CONSEJOS PARA LA NEURASTENIA

Aparece histórica carta de López Pumarejo a su hijo Alfonso, calificada como clave por los biógrafos del fallecido ex presidente, en la cual se revelan episodios desconocidos de su vida y de sus amores.

Bogotá, enero 17 de 1936
Mi querido Alfonso:
No sé si lo que me ocurre es que no he entrado en la corriente moderna de escribir corto o que anticipándome a mi tiempo y a mis compatriotas adquirí prematuramente la costumbre de usar el telégrafo de preferencia al correo. Sea de ello lo que fuere, es la verdad que por el deseo de escribirte largo y tendido, he dejado de hacerlo hasta ahora. Tuve el propósito de contestarte tu carta de fecha 16 de diciembre antes de salir para Popayán, pero me faltó tiempo. Los últimos días del mes de diciembre fueron terriblemente ocupados. Haciendo un grande esfuerzo pude escribirle a Enrique Vargas, pues la fatiga mental me tuvo con dolor de cabeza varios días, y la noche que dicté la carta para Enrique, entre la cama, no habría podido darte estas impresiones aunque hubiera resuelto trasnochar a Graciela hasta la hora de misa del día siguiente.

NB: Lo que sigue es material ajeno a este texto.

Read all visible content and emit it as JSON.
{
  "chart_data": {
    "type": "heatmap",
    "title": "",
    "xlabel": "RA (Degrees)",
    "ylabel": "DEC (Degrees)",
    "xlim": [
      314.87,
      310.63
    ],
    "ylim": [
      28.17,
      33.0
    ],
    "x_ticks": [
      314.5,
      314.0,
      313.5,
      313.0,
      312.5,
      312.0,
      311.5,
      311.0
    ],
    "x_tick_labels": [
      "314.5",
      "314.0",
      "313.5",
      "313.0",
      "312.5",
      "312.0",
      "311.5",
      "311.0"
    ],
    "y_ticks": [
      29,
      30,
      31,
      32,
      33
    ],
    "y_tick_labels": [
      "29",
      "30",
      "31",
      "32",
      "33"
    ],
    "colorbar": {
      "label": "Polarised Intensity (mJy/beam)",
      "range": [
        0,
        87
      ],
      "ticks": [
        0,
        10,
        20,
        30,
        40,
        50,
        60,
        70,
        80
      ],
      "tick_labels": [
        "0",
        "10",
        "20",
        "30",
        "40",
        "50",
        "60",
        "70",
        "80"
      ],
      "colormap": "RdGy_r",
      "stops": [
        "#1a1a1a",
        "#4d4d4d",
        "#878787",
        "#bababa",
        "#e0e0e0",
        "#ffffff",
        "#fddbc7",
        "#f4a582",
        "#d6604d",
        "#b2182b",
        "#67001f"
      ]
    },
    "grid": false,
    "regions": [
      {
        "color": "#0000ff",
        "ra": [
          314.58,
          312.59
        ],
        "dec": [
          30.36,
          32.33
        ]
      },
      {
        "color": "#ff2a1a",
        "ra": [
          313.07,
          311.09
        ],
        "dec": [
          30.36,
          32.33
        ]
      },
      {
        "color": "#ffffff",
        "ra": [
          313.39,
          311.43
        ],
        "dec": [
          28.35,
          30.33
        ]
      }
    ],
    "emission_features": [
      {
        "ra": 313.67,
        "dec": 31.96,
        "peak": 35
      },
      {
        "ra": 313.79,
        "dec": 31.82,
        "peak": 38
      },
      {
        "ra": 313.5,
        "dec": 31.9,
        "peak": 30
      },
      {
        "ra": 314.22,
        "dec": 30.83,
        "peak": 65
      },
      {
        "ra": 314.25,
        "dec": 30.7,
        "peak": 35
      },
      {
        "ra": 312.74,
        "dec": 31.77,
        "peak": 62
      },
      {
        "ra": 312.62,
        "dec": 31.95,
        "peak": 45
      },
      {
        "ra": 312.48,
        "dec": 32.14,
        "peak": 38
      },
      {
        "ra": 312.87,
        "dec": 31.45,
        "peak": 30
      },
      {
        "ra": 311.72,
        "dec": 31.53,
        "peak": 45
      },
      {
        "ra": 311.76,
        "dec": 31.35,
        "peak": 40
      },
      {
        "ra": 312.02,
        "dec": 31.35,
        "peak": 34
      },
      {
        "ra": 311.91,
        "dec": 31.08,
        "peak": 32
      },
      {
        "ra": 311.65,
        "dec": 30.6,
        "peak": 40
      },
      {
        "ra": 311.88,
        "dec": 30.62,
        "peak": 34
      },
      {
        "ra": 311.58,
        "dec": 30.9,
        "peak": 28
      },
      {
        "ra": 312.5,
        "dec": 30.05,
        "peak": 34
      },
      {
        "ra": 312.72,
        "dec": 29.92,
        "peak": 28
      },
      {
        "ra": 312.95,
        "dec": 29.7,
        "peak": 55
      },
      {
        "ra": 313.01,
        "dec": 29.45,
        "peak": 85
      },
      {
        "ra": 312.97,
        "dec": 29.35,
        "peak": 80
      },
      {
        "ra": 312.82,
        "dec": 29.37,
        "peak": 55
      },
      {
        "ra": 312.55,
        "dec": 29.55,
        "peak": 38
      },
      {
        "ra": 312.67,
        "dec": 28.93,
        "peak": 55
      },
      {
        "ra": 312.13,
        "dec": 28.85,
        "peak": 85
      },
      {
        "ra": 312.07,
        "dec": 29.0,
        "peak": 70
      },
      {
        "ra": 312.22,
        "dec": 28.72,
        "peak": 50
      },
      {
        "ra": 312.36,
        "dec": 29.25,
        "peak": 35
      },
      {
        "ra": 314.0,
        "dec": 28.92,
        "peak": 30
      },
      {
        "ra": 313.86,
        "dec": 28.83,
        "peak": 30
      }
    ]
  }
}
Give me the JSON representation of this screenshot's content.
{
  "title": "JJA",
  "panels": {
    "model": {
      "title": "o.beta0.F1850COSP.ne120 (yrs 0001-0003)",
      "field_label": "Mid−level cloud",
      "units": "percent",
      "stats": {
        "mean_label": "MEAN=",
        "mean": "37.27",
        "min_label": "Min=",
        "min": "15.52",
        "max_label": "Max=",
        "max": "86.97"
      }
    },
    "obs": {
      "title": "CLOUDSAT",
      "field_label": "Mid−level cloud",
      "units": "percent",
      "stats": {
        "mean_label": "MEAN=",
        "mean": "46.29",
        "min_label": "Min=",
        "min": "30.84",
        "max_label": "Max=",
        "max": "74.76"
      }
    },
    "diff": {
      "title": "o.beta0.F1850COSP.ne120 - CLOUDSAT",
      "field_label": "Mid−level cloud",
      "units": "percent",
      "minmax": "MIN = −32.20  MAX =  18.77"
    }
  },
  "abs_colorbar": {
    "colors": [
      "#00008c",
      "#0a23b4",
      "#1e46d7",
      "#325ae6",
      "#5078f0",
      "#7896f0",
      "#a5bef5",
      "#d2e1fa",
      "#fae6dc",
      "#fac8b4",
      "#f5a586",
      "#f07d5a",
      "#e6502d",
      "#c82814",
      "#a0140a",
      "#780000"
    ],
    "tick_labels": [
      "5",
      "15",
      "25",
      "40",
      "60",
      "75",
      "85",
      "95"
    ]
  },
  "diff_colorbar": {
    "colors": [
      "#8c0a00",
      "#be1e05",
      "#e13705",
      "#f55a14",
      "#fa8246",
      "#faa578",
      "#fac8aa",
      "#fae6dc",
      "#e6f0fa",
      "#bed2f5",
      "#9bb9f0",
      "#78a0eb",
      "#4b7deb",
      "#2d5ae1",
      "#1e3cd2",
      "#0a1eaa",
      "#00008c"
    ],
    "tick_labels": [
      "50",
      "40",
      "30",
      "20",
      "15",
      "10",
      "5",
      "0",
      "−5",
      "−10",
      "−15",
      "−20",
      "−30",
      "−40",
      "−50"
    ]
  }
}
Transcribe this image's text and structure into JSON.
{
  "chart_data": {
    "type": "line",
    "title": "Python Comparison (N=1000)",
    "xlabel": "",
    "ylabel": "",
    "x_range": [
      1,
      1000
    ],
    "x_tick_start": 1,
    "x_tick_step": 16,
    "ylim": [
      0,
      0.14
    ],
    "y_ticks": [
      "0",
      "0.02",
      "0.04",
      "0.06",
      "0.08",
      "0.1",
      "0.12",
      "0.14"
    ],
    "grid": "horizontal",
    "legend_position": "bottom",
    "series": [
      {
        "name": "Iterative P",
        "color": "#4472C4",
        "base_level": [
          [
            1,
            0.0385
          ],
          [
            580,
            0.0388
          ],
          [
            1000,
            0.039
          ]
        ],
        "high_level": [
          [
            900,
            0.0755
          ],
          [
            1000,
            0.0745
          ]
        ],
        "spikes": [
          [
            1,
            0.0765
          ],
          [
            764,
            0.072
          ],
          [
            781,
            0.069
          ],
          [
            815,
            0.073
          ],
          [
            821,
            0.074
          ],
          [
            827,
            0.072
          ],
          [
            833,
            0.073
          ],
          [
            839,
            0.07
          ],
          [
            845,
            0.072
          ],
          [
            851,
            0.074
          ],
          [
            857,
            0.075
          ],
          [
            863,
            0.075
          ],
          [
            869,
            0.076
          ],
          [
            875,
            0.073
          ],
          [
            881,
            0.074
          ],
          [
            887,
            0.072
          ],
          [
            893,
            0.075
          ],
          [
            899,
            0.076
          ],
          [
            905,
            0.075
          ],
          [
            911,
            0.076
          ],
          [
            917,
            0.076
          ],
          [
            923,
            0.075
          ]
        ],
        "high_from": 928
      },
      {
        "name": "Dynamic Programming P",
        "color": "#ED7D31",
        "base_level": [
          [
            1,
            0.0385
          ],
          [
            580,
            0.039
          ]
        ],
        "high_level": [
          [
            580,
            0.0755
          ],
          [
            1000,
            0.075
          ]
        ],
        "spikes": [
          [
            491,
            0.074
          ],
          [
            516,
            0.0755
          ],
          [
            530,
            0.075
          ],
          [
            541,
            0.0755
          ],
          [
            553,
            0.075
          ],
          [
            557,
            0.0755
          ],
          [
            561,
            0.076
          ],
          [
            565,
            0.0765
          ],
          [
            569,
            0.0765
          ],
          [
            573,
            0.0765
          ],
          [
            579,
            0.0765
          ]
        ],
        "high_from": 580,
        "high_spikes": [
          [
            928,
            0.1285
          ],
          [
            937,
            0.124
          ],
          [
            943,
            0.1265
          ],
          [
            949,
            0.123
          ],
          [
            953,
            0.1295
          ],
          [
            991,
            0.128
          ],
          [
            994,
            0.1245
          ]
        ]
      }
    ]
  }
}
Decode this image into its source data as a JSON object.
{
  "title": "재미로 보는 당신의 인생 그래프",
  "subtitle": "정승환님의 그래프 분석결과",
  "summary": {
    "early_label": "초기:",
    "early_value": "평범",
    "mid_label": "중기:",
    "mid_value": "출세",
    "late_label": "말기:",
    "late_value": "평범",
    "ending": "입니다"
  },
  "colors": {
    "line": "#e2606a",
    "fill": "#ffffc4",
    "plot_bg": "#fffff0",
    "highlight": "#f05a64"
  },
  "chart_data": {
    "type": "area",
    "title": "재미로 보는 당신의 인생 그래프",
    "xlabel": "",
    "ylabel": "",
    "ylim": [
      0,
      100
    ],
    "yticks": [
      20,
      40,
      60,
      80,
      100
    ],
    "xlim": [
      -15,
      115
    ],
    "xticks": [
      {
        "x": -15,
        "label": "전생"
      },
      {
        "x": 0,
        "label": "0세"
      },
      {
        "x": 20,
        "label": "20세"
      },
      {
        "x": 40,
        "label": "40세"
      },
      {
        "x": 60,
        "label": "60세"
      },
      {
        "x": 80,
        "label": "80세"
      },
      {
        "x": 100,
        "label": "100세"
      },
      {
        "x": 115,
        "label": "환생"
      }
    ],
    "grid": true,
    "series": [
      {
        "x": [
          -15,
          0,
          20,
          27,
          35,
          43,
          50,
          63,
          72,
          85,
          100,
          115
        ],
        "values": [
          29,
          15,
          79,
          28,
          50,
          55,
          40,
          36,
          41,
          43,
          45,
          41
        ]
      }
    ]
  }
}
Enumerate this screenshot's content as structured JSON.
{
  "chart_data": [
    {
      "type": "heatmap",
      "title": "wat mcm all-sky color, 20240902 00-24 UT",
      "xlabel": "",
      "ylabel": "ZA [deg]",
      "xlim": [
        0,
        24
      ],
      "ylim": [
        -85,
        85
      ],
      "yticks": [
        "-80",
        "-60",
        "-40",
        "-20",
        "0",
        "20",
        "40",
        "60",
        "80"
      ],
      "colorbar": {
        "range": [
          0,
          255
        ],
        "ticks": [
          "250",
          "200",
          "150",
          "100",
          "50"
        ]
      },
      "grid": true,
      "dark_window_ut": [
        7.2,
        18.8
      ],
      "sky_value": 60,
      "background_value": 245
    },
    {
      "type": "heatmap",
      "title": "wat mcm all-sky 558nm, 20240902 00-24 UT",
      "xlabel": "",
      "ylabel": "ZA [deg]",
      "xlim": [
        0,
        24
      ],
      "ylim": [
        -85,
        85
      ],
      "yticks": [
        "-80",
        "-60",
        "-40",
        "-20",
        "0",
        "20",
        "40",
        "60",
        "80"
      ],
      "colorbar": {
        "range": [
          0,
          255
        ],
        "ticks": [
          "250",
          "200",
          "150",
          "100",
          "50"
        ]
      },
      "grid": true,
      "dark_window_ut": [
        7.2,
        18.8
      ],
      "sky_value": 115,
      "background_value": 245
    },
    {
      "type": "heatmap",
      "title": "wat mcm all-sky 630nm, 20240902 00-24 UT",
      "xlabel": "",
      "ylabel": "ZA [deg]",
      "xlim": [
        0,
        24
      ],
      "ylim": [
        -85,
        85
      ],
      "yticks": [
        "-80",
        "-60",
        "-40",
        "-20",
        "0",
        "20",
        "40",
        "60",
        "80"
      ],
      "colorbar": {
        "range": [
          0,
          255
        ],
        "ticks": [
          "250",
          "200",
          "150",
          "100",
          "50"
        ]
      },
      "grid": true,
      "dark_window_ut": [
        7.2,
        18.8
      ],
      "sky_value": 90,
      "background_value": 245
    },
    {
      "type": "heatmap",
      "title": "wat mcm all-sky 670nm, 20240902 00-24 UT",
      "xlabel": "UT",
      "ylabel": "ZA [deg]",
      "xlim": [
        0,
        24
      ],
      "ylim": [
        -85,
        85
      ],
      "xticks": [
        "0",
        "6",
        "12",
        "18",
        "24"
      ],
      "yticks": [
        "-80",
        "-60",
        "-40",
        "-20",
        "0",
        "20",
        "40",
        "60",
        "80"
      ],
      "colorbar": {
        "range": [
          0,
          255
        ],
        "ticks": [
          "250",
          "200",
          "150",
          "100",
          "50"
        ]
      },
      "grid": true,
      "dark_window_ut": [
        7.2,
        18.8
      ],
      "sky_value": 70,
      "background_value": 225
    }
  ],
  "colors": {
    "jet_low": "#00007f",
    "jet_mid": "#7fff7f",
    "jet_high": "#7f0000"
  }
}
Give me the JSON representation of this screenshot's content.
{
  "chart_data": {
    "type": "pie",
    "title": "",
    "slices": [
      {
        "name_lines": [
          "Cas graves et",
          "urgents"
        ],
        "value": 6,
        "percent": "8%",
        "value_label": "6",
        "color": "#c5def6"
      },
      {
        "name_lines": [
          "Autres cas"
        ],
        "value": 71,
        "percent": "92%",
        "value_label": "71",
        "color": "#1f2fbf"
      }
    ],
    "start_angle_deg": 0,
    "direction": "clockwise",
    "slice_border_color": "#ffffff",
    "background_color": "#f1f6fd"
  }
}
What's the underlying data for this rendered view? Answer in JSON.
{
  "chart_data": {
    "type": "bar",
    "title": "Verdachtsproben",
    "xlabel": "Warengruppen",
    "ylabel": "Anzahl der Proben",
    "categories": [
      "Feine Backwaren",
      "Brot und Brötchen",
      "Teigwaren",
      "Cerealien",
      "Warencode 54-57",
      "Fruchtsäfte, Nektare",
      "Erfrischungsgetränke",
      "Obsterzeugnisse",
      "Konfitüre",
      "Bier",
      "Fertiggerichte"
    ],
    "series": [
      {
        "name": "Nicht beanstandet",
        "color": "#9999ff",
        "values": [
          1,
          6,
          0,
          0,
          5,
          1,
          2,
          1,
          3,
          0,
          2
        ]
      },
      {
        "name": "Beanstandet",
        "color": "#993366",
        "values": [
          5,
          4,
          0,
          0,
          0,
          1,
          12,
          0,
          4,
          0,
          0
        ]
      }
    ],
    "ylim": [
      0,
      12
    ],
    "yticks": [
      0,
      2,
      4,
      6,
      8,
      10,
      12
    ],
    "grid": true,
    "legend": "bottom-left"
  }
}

Lo primero que quiero decirte es que me ha alegrado mucho ver en tu correspondencia cómo vas readquiriendo el control de tus nervios. De una carta a otra se observa la benéfica influencia que está ejerciendo el cambio de ambiente sobre tu salud física y espiritual. Al paso que vas, cuando regreses de la Argentina estarás felizmente redimido de la neurastenia con que saliste de Colombia.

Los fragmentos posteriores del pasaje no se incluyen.